Sedang masyarakat umum, dari segala profesi seperti ibu rumah tangga, anak anak, orang tua, pedagang, buruh dan pekerja sepertinya amat langka dijumpai di perpustakaan. Kita tentu tak menghendaki perpustakaan hanya ‘dimiliki’oleh sebagian pihak saja’. Musti ada upgrading kualitas agar kehadirannya dapat mengakomodasi kepentingan semua kalangan.

 Problema Minat Baca
Lesunya tingkat kunjungan ke perpustakaan tercermin dari Laporan Human Development Report yang dikeluarkan UNDP pada 2008/2009.  Di mana disebutkan bila minat baca bangsa Indonesia menduduki peringkat 96 dari negara negara di seluruh dunia. Hal yang dapat membuat miris tentu saja. Karena terjadi saat pemerintah sedang gencar mengkampanyekan wajib belajar 9 tahun.

Memang terdapat alasan mengapa budaya baca jadi demikian lesu di Indonesia. Faktor kemiskinan berada pada urutan pertama. Badan Pusat Statistik (BPS) melansir data pada 2008, di Indonesia terdapat 32,8 juta rakyat miskin. Seperti disampaikan Anggota Komisi I DPR RI Tantowi Yahya, aktiftas baca memilki kaitan dengan kemampuan masyarkat dalam membeli buku atau koran.

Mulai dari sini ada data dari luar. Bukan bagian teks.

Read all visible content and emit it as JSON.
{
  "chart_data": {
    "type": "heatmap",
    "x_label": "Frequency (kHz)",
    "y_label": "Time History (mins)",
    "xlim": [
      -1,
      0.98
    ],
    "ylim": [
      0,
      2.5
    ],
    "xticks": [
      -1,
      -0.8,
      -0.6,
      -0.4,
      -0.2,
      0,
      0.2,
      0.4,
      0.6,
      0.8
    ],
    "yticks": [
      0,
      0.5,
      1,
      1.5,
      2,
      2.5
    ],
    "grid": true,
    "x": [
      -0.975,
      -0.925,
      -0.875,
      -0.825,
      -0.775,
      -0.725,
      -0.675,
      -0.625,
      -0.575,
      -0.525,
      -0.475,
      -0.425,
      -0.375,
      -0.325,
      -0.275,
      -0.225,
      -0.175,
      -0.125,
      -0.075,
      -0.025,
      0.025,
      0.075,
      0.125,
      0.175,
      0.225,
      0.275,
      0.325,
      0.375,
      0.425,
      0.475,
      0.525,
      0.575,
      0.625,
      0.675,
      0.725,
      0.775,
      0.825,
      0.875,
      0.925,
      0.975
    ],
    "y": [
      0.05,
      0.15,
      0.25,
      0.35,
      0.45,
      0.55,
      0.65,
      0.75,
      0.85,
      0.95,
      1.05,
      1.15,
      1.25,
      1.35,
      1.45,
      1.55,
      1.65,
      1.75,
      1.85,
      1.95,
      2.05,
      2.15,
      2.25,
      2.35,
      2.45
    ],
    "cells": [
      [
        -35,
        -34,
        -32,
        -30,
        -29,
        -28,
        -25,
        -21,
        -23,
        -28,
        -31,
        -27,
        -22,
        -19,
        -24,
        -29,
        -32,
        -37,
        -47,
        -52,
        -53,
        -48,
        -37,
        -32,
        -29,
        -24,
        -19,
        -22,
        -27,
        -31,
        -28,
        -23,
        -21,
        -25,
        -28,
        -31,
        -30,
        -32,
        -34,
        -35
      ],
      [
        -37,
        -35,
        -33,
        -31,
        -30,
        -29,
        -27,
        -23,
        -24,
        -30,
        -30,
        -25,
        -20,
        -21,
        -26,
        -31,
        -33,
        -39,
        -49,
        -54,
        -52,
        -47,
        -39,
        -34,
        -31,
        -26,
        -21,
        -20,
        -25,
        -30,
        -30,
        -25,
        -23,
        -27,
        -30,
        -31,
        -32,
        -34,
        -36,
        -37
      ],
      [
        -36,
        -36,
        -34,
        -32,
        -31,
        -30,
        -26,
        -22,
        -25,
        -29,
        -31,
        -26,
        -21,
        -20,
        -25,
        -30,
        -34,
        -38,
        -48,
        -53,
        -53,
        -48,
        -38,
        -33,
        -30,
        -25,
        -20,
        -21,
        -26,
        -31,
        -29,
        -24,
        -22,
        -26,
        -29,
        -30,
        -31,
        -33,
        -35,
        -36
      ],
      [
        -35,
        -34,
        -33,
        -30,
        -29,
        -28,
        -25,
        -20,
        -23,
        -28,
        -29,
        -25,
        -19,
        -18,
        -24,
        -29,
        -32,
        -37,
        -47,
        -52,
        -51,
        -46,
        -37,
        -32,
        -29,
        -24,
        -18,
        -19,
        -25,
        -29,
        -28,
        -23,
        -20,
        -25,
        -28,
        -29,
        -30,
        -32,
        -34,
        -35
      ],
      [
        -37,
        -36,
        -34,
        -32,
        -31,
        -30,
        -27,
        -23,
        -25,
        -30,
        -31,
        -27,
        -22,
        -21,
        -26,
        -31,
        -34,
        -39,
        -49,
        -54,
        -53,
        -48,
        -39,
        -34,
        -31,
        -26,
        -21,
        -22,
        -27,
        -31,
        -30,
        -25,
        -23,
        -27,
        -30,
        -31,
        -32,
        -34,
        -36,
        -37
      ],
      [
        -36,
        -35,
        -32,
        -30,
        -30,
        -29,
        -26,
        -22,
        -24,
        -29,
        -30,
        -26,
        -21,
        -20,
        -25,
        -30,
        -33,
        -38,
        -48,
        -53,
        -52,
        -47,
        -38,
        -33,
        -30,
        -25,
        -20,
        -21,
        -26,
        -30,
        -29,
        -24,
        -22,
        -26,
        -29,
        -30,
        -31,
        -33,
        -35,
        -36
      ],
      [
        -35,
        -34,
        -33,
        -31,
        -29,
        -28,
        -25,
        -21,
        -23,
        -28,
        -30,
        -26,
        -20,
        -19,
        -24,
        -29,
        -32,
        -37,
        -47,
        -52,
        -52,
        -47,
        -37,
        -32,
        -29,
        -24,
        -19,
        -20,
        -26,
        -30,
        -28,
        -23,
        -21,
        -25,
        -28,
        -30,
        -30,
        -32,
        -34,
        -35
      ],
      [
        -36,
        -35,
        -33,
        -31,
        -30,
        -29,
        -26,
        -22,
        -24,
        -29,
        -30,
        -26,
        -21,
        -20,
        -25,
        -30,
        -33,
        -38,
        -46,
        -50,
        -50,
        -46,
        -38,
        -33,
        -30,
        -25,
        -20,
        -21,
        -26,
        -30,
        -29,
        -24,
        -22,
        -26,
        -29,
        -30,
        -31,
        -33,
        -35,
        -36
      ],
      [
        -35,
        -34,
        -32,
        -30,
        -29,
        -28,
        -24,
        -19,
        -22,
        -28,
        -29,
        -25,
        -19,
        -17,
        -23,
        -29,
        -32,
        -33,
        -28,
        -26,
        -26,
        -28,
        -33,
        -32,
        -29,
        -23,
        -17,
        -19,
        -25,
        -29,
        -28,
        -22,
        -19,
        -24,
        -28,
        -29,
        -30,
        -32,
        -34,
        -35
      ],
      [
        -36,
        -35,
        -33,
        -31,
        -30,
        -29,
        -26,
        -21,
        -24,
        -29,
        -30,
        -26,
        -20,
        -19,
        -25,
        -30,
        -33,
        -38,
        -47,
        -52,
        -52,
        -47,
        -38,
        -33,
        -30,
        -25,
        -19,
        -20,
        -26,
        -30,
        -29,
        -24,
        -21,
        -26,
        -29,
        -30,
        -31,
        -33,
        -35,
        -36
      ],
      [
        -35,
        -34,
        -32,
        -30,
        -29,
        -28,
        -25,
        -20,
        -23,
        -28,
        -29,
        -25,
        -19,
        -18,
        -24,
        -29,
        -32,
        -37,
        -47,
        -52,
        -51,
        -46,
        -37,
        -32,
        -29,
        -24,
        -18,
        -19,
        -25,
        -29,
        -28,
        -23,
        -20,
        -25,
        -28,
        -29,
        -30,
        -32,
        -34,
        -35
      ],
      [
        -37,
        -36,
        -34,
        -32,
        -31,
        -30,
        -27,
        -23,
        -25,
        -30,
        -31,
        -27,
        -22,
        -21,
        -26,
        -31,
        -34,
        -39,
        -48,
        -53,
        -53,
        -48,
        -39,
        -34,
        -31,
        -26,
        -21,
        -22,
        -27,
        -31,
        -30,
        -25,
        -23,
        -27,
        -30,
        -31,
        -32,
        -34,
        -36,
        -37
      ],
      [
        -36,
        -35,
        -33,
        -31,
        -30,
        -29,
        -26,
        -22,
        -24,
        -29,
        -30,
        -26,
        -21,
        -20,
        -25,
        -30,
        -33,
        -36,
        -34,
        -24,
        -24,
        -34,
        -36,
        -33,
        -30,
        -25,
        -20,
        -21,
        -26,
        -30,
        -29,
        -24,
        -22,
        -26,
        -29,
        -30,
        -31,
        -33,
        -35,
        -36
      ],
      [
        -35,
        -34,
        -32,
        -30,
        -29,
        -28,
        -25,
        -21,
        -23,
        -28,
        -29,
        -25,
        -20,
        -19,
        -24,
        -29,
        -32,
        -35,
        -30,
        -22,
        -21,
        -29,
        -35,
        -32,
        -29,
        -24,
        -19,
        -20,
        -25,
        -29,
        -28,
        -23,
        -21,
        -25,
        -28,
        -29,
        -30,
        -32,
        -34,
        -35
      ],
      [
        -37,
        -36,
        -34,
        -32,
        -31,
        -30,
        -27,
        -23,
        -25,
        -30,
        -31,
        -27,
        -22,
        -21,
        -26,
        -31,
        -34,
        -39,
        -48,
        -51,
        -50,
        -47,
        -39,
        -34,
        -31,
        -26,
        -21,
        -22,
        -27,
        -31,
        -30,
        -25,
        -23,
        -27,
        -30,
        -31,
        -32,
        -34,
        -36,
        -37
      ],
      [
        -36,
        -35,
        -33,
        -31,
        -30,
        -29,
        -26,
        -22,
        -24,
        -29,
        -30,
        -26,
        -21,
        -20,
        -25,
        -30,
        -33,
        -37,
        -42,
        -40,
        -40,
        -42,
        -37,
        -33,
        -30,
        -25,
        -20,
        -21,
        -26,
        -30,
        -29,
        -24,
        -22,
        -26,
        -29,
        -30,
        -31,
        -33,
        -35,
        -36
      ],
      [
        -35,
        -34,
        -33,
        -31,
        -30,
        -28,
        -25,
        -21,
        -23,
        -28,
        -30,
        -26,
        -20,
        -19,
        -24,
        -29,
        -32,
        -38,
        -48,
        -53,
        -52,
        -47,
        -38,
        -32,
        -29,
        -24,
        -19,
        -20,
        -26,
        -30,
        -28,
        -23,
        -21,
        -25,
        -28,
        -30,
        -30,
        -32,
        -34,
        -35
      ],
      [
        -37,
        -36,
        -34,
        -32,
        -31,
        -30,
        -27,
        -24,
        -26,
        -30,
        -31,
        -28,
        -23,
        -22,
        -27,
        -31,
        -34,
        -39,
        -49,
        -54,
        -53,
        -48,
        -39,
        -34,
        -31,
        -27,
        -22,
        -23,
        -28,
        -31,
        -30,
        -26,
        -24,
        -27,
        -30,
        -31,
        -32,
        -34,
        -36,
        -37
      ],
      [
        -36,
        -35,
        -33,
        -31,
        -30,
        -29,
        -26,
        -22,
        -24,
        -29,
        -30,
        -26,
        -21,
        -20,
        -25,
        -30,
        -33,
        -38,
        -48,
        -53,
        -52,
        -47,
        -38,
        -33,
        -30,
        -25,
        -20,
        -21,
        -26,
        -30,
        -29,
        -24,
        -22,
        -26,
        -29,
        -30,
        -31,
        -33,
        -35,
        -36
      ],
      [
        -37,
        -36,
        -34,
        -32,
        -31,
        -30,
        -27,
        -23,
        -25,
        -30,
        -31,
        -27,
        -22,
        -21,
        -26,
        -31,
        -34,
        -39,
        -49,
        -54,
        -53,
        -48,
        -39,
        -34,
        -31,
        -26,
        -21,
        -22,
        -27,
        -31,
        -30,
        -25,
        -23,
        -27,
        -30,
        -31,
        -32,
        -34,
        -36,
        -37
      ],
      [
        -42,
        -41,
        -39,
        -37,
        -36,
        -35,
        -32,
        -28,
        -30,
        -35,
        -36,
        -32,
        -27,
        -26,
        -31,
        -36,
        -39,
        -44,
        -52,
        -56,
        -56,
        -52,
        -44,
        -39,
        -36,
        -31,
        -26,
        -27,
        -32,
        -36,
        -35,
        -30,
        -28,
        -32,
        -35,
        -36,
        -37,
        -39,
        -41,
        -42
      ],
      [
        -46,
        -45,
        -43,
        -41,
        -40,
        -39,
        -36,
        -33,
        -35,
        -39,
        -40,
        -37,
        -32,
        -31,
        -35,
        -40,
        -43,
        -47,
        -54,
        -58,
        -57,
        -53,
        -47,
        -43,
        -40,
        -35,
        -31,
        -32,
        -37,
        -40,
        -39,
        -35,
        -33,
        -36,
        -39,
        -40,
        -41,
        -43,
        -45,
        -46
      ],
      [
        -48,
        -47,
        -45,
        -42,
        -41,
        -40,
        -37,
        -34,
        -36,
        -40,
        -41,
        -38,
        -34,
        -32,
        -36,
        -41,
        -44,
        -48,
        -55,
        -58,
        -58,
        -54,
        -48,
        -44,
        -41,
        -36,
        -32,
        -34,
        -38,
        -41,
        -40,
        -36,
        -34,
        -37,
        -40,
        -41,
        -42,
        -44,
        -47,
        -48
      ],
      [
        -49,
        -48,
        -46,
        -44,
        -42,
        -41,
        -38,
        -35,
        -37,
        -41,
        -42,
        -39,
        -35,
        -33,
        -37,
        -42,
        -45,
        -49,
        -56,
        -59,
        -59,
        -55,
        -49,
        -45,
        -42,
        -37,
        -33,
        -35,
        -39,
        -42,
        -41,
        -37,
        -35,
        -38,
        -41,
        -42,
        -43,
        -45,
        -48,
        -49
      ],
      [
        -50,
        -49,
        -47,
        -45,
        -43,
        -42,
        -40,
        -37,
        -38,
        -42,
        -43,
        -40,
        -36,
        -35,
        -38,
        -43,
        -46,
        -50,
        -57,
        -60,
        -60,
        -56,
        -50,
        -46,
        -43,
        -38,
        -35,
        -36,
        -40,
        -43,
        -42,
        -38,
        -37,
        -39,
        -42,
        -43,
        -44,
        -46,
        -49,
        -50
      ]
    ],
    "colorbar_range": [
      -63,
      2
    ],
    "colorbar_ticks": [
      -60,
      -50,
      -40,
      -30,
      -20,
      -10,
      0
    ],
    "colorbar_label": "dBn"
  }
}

Hal lain adalah faktor ekspansi informsi. Ekspansi informasi yang menyerang melalui media mainstream dapat menyebabkan blunder bagi mereka yang tak dapat waspada. Sifatnya yang audio visual jauh lebih menarik ketimbang lembaran buku yang tebal dan kaku. Terbukti berdasarkan data BPS yang dirilis pada 2006, masyarakat kita lebih banyak menonton televisi TV (85,9%) dan mendengarkan radio (40,3%) ketimbang membaca koran (23,5%) dalam mengakses informasi.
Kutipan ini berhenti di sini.